Tira Masih Menyisakan Banyak Pertanyaan
Serial ini berakhir dengan cliffhanger, yang menegaskan bahwa perjalanan Suci sebagai sosok yang terkutuk Nagatira belum usai. Masih ada beberapa anggota Sembilan Naga yang hidup. Kekosongan tampuk kekuasaan yang ditinggalkan oleh Angkasa bisa menjadi plot menarik di season berikutnya di mana Suci harus berjibaku di antara menyelamatkan dirinya dan perebutan kendali di antara para anggota Sembilan Naga.
Total, berdasarkan keterangan terakhir di serial ini, Suci tinggal memiliki 14 hari untuk menyelamatkan hidupnya.

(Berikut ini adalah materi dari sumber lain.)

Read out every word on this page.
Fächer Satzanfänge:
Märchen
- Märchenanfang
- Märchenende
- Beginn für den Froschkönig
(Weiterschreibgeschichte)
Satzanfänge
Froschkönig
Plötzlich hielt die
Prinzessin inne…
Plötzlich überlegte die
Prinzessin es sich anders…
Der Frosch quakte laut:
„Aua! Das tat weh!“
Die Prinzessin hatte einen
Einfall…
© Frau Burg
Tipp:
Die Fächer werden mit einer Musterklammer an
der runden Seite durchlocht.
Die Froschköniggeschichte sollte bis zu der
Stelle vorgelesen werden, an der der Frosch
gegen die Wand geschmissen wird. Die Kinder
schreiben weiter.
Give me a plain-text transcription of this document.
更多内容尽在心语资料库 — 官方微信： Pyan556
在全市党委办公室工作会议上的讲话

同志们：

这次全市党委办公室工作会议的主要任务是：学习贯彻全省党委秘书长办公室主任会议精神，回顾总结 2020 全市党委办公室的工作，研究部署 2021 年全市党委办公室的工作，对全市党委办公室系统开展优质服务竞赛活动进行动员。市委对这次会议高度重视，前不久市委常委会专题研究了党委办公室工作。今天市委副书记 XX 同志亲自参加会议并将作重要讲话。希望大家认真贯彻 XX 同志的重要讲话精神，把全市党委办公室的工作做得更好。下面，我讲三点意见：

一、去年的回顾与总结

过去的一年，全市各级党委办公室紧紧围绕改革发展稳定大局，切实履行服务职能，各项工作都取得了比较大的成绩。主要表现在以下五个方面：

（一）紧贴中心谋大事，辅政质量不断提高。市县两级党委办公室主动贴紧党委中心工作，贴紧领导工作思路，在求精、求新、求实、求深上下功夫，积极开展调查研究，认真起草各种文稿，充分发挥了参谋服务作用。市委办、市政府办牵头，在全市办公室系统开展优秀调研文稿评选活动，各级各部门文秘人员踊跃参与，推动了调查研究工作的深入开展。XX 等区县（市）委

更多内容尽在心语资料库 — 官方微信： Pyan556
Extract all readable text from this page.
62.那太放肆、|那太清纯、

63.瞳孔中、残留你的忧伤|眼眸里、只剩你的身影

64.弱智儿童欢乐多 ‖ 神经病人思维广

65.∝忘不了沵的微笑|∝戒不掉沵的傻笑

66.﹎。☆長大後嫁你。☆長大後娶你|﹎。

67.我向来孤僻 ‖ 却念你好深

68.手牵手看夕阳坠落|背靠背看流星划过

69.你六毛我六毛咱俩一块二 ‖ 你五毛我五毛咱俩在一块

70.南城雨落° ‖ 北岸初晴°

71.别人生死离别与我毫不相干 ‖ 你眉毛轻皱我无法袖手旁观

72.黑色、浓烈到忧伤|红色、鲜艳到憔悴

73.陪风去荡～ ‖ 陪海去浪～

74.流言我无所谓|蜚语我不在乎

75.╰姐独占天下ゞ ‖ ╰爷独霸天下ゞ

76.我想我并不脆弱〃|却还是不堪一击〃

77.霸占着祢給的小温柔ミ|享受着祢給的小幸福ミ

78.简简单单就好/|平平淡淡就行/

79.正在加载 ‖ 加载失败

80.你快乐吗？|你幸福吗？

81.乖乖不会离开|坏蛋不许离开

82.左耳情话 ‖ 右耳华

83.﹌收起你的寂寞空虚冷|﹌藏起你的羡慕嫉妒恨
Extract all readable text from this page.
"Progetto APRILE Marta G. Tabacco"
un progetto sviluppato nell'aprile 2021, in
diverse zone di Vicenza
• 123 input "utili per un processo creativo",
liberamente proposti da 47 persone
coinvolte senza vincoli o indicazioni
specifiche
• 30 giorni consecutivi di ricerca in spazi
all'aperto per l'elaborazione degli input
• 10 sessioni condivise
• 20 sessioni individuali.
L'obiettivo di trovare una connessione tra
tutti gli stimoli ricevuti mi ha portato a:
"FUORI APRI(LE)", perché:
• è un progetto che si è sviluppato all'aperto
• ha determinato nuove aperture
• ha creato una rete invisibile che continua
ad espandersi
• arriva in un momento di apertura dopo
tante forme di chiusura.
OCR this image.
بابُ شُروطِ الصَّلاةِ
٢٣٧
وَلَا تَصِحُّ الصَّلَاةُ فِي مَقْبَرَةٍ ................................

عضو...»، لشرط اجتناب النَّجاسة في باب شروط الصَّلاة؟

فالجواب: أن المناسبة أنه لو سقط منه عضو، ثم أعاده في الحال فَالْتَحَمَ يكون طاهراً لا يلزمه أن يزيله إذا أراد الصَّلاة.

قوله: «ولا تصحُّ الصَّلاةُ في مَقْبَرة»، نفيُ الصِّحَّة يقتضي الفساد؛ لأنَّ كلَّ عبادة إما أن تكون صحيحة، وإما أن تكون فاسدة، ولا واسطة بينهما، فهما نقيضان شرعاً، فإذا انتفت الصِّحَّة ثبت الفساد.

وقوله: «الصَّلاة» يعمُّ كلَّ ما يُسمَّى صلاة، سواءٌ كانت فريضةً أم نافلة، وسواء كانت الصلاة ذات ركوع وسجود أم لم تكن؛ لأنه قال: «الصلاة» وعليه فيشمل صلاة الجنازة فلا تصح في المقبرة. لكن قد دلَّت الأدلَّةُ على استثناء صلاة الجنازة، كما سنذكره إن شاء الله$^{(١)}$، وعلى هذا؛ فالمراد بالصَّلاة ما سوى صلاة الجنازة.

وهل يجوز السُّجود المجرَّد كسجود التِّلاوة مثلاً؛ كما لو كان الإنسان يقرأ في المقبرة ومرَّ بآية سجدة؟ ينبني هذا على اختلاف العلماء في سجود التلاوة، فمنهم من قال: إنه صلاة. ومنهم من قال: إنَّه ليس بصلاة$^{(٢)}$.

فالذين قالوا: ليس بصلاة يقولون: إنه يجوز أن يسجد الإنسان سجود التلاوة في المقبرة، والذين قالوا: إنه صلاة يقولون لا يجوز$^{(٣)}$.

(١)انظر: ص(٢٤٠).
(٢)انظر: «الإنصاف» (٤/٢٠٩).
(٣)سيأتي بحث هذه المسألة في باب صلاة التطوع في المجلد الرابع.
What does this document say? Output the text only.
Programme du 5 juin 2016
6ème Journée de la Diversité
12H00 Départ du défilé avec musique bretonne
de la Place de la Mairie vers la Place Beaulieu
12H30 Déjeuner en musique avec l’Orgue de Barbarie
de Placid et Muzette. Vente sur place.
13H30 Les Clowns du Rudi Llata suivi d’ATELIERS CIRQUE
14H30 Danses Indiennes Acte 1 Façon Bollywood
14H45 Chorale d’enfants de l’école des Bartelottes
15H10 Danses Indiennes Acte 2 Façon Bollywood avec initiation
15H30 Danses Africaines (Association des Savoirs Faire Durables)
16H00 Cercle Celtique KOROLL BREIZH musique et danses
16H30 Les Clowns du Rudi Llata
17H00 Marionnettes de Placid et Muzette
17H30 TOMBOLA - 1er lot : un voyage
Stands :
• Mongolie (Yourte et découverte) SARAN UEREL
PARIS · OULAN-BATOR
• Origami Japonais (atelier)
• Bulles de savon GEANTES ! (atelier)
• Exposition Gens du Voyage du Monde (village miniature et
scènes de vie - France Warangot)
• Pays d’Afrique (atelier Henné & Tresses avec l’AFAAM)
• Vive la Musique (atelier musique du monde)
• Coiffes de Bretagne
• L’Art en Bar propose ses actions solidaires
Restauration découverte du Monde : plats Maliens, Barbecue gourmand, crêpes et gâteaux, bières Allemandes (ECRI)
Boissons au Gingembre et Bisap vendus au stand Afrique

Sementara itu, para anggota Sembilan Naga yang harus ia kejar belum jelas di mana keberadaannya. Satu di antaranya terlihat memiliki cincin Godam, salah satu jagoan Bumilangit yang menjadi ekuivalen dari Superman itu.
Lontar Mantra juga disebut-sebut menjadi jalan alternatif Suci untuk menyelamatkan dirinya. Namun, lagi-lagi keberadaannya juga tidak diketahui meski sudah di-tease di salah satu episode. Kuat diduga lontar mantra ada pada salah satu anggota Sembilan Naga yang diberi tugas khusus oleh Angkasa. Dan, terakhir, secara penampilan, Tira masih berbeda dengan penampilannya di komik.
Dengan masih banyaknya hal-hal yang belum jelas, Season 2 jelas dibutuhkan untuk melanjutkan (dan mengakhiri origin Tira) secara proper. Di sisi lain juga untuk memperbaiki kelemahan-kelemahan yang ada di season 1. Namun, melihat Bumilangit struggling untuk membuat kisah superhero yang proper akhir-akhir, fans tidak bisa disalahkan jika was-was season 2 itu tidak akan pernah ada. Semoga saya salah.